Scène de la vie ordinaire chez M. et Mme Dupont.

Ils ont 50 et 48 ans, viennent du nord de la France et on ne sait trop comment ils ont échoué dans ces montagnes.
Ils ont eu 3 enfants qui ont maintenant autour de 25 à 30 ans. Le premier, schizophrène, est en appartement thérapeutique. Le second vit à la ville, a déjà fait 3 enfants avec 3 compagnes différentes. Malheureusement (ou heureusement pour les enfants) ils sont en famille d'accueil. Le troisième est un miraculé qui vit et travaille « normalement ».
Si l'on cherchait une illustration au mot « oisif », M. et Mme Dupont en seraient une parfaite.
M. Dupont a travaillé jusqu'à l'age de 30 ans environ, puis il a eu un accident de travail, une entorse du genou, et n'a jamais repris le travail. Mme D. n'a jamais travaillé. Ils vivent d'aides sociales diverses, en toute simplicité : RSA ; pension adulte handicapé, pension d'invalidité, allocation au logement, aide de la mairie pour la nourriture, le chauffage, les déplacement en ville... et j'en passe.
Grâce à cette assistance, ils peuvent s 'adonner tous les deux à un alcoolisme de compétition et à un tabagisme massif, loisirs qui ont finit par porter leurs fruits puisque monsieur D. souffre d'une bronchite chronique carabinée ainsi que d'une polynévrite et une cérébellite alcoolique (en clair pour les non médecins, cela signifie que ses poumons sont en train de s'obstruer gravement, grâce à la cigarette et que son système nerveux est en train d'être « dissout » par l'alcool).
Quant à Mme D., elle souffre d'une hémiplégie secondaire à un accident vasculaire cérébral survenu il y a 10 ans et probablement largement favorisé par son tabagisme. Elle avait récupéré une autonomie suffisante pour marcher, mais a rapidement laissé tomber et ne veut plus quitter son fauteuil roulant. Par ailleurs, l'alcool a également eu des effets délétères sévères sur son cerveau. Elle est totalement « à l'ouest » et les neurologues confirment qu'il ne s'agit pas d'un Alzheimer précoce mais d'un syndrome de Korsakoff ( l'alcool vous dis-je!) ou d'une démence vasculaire. (le tabac!).

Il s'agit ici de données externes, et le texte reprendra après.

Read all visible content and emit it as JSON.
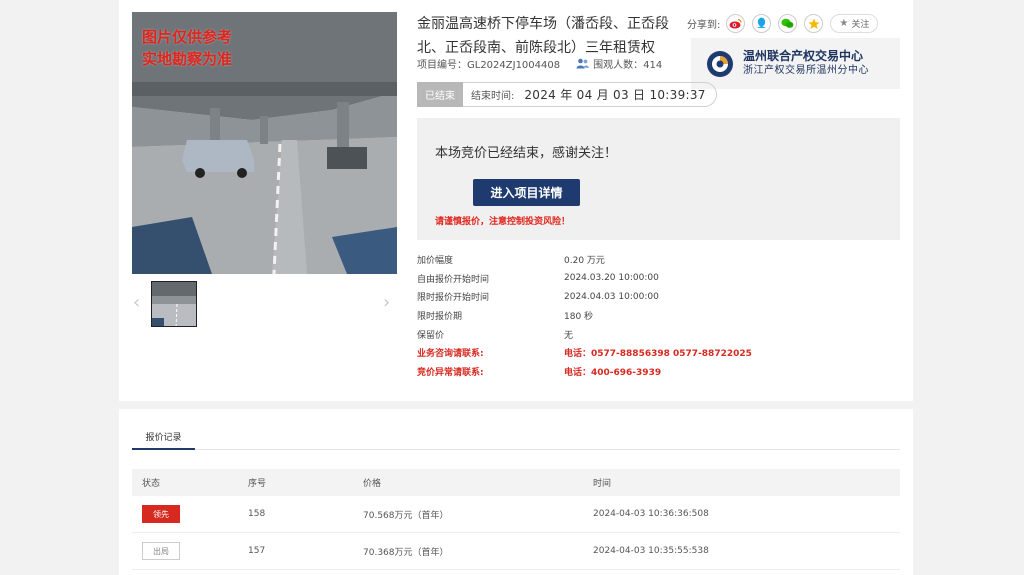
{
  "project": {
    "watermark_line1": "图片仅供参考",
    "watermark_line2": "实地勘察为准",
    "title": "金丽温高速桥下停车场（潘岙段、正岙段北、正岙段南、前陈段北）三年租赁权",
    "code_label": "项目编号：GL2024ZJ1004408",
    "views_label": "围观人数：414"
  },
  "share": {
    "label": "分享到:",
    "icons": [
      "weibo-icon",
      "qq-icon",
      "wechat-icon",
      "qzone-icon"
    ],
    "follow_label": "关注"
  },
  "org": {
    "name": "温州联合产权交易中心",
    "sub": "浙江产权交易所温州分中心"
  },
  "status": {
    "tag": "已结束",
    "end_label": "结束时间:",
    "end_value": "2024 年 04 月 03 日 10:39:37"
  },
  "end_box": {
    "message": "本场竞价已经结束，感谢关注！",
    "detail_button": "进入项目详情",
    "risk_warning": "请谨慎报价，注意控制投资风险！"
  },
  "info": [
    {
      "k": "加价幅度",
      "v": "0.20 万元",
      "red": false
    },
    {
      "k": "自由报价开始时间",
      "v": "2024.03.20 10:00:00",
      "red": false
    },
    {
      "k": "限时报价开始时间",
      "v": "2024.04.03 10:00:00",
      "red": false
    },
    {
      "k": "限时报价期",
      "v": "180 秒",
      "red": false
    },
    {
      "k": "保留价",
      "v": "无",
      "red": false
    },
    {
      "k": "业务咨询请联系:",
      "v": "电话：0577-88856398 0577-88722025",
      "red": true
    },
    {
      "k": "竞价异常请联系:",
      "v": "电话：400-696-3939",
      "red": true
    }
  ],
  "records": {
    "tab": "报价记录",
    "headers": [
      "状态",
      "序号",
      "价格",
      "时间"
    ],
    "rows": [
      {
        "status": "领先",
        "lead": true,
        "seq": "158",
        "price": "70.568万元（首年）",
        "time": "2024-04-03 10:36:36:508"
      },
      {
        "status": "出局",
        "lead": false,
        "seq": "157",
        "price": "70.368万元（首年）",
        "time": "2024-04-03 10:35:55:538"
      }
    ]
  },
  "colors": {
    "primary": "#1e3a6e",
    "warning": "#d62a20",
    "muted_tag": "#b8b8b8"
  }
}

L'aide ménagère vient chaque chaque jour et fait les taches de la maison, l'infirmière vient pour la toilette, le kiné pour les rééducation de M. et de Mme. Et moi même, je passe une fois par semaine pour surveiller leurs différentes maladies et surtout pour vérifier qu'il n'y ait pas trop de violences conjugales, car lors de ses alcoolisations, M. D. a une fâcheuse tendance a laisser s'exprimer un caractère un peu ...ombrageux.

Tout cela laisse une terrible impression de gâchis. Dans quelle mesure, ne sommes nous pas collectivement responsable de leur chute, avec notre assistanat de mauvais aloi ?
N'aurait-il pas mieux valu, il y a 20 ans les inciter à reprendre un boulot en ne les assistant pas, et les aider à résoudre leurs problèmes de dépendance sans les infantiliser.
Aujourd'hui, il est trop tard et la question ne se pose plus pour eux. Ils vont mourir du tabac, de l'alcool et de notre assistanat.

Et en plus, ça nous coûte un bras cette histoire!
Chaque fois que je traverse le hall de leur HLM, je ne peut m'empêcher de penser au jeune couple que je suis depuis quelques années et qui se serre avec ses enfants, au même étage, dans un appartement beaucoup plus petit. Ils travaillent dur, payent pour le modeste salaire de la jeune femme et pour l'activité d'artisan de son mari de lourdes charges sociales. Ils m'ont récemment confié qu'ils avaient abandonné l'idée d'être un jour propriétaire de leur logement. Trop cher ! Trop de charges !

Hors donc, voici la saynète qui me fut présenté ce lundi matin à 9 h:

Les personnages :
- M. Dupont : 50 ans, 1m80, 45 kg, gros nez rouge – barbe de 8 jours, survêtement aux couleurs du club de foot de Lens. Il est vautré sur son canapé et entame la digestion de son 1er litre de Ricard.
- Mme Dupont : 48 ans, bien usée. Sourire édenté. Vieux pantalon. Pull de laine crasseux. Elle est assise dans son fauteuil roulant et regarde son mari ronfler dans le canapé.
- moi : la quarantaine rugissante. Jean, blouson. La valise à la main.

Le lieu : Le living de l'appartement familial : canapé hors d'age, table basse avec une bouteille(s) de Ricard, des verres (vides) et quelques assiettes (sales), TV écran plat 72 pouce, ordinateur, console de jeux...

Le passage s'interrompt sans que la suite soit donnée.